The Blu-ray situation
The Devil Rides Out was first made available on DVD from Anchor Bay in a double-feature with Rasputin the Mad Monk. This DVD went out of production in the early 2000s and the film entered a long period of home video limbo, a fate it shared with most of the Hammer films in the 20th Century Fox catalogue. Shout! Factory has now given The Devil Rides Out the Blu-ray it deserves with a new 2K scan of the interpositive from 20th Century Fox.
We have a rare situation where the US home video release of a Hammer movie is superior to the UK one. In 2012 StudioCanal did a digital restoration of the film for Blu-ray that made alterations to the visual effects.

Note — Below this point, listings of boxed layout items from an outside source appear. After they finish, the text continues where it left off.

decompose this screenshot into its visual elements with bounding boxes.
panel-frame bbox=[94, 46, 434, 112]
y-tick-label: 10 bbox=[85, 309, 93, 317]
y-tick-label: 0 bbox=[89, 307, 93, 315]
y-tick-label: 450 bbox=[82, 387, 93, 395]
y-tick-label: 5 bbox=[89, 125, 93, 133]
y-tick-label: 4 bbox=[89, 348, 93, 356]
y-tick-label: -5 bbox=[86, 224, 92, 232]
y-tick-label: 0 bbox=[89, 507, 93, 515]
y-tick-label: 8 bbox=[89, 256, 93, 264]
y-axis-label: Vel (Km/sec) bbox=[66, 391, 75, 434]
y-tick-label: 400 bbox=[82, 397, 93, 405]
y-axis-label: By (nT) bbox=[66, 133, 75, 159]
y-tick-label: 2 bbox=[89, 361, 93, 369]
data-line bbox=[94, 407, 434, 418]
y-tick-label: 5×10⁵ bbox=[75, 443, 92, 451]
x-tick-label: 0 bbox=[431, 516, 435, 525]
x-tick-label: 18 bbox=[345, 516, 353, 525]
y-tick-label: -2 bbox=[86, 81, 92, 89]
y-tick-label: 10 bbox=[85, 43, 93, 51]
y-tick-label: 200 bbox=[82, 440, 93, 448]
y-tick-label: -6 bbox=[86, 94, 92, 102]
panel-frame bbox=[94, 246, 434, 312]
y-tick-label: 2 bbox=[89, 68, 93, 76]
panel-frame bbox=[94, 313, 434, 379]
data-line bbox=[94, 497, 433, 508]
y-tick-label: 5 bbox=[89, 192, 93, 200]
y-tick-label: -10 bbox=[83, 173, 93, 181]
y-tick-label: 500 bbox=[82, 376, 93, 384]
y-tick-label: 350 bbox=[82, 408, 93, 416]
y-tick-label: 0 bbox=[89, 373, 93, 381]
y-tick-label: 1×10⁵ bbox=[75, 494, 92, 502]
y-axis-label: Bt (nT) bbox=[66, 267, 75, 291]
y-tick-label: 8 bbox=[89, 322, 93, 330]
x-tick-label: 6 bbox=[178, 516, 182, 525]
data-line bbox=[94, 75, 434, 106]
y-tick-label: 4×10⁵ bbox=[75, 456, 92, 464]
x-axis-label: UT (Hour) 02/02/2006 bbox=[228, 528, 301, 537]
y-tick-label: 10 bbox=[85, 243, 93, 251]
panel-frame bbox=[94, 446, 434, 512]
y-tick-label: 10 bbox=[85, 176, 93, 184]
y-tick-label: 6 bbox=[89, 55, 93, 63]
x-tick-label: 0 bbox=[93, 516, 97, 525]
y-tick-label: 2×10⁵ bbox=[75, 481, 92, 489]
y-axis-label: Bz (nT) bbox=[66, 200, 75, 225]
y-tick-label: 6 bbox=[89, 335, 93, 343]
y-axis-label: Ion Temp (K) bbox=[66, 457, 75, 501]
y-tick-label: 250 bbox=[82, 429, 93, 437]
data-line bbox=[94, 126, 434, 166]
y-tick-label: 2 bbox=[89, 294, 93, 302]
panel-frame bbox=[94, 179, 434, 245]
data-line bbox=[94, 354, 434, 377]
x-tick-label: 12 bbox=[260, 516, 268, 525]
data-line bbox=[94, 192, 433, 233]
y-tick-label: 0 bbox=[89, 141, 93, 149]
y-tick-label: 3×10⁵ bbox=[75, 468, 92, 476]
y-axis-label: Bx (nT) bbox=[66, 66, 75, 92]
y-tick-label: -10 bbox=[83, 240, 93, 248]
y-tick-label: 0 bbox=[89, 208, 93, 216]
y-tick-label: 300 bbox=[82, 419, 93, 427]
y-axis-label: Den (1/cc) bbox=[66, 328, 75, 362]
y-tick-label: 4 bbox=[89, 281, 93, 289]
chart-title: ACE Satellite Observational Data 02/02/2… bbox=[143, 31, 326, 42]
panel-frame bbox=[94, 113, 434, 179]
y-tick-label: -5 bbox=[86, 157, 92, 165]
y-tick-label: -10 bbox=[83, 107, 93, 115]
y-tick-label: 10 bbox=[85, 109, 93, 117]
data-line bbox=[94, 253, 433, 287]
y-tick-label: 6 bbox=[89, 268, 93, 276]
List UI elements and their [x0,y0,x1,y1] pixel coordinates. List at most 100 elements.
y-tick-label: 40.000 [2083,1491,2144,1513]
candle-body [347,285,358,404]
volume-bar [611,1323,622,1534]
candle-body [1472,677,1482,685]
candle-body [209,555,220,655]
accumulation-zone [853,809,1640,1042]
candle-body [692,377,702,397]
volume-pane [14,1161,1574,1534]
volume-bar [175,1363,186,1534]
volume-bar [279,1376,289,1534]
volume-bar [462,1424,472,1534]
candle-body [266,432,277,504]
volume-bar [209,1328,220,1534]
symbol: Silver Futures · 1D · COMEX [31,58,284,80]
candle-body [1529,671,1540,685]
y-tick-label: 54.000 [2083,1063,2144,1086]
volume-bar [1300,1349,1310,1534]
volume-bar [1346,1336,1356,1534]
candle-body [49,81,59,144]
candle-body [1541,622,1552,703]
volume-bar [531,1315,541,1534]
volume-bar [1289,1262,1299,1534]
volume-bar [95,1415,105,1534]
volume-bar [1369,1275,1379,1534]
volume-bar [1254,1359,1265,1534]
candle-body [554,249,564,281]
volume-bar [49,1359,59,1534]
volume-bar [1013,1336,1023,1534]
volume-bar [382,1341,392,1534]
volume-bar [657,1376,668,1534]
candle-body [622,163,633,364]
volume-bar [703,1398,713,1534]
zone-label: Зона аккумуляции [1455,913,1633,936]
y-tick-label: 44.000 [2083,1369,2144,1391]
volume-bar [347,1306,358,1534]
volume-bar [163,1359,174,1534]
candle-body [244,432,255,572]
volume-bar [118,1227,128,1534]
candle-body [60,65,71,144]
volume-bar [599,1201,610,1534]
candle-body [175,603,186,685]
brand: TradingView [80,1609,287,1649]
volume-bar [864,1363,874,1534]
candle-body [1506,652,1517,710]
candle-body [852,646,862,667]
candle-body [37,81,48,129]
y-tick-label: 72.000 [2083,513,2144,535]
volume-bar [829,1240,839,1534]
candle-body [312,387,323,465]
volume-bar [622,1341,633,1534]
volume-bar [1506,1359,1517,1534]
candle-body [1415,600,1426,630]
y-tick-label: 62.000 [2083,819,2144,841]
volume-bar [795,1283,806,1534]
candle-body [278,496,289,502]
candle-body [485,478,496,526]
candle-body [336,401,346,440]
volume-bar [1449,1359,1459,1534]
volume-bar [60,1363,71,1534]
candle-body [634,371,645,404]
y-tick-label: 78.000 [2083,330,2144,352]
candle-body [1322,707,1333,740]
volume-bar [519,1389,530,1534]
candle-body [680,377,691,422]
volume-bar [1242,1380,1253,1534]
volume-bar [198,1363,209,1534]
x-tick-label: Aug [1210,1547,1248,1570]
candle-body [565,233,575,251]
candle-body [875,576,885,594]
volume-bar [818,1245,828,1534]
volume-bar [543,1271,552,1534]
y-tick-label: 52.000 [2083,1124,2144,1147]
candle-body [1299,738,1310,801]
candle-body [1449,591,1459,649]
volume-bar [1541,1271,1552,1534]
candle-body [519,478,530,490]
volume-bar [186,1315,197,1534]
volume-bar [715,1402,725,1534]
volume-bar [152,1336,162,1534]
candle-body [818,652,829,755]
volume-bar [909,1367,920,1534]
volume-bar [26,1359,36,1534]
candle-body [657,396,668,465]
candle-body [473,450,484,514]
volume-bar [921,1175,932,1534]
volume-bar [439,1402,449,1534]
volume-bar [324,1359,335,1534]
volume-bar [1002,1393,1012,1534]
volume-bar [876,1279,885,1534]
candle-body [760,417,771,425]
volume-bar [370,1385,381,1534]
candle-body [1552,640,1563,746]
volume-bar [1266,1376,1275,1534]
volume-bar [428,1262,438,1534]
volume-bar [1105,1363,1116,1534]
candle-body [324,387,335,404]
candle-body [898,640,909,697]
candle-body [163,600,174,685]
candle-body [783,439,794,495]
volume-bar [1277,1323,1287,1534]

There was some justification for these changes, since budget restrictions left several effects in the original release unfinished. The digital tweaks—which include flames around the head of the Angel of Death and improved lightning bolts during the climax—integrate into the film’s vintage without looking like modern CGI. But I still don’t like this type of tampering if the original presentation isn’t also available, and the UK Blu-ray only had the altered version. The Shout! Factory disc has solved the problem by giving us a new, untampered transfer and including the StudioCanal one as an extra, although the packaging doesn’t mention it and the menu lists it simply as “The Devil Rides Out 1.66.” (Odd, since both transfers are in the 1.66:1 aspect ratio.)
Even ignoring the situation with the FX, the new Shout! Factory transfer is visually superior, with stronger colors and contrast compared to the 2012 restoration. The only drawback is that it uses the US theatrical release title, The Devil’s Bride, on the opening credits.
The Blu-ray includes a commentary track with Christopher Lee and Sarah Lawson that was recorded for the Anchor Bay DVD. This is one of the best commentaries I’ve heard because Lee is a gusher of knowledge and enthusiasm, showing himself quite as prepared to battle the occult as De Richleau himself.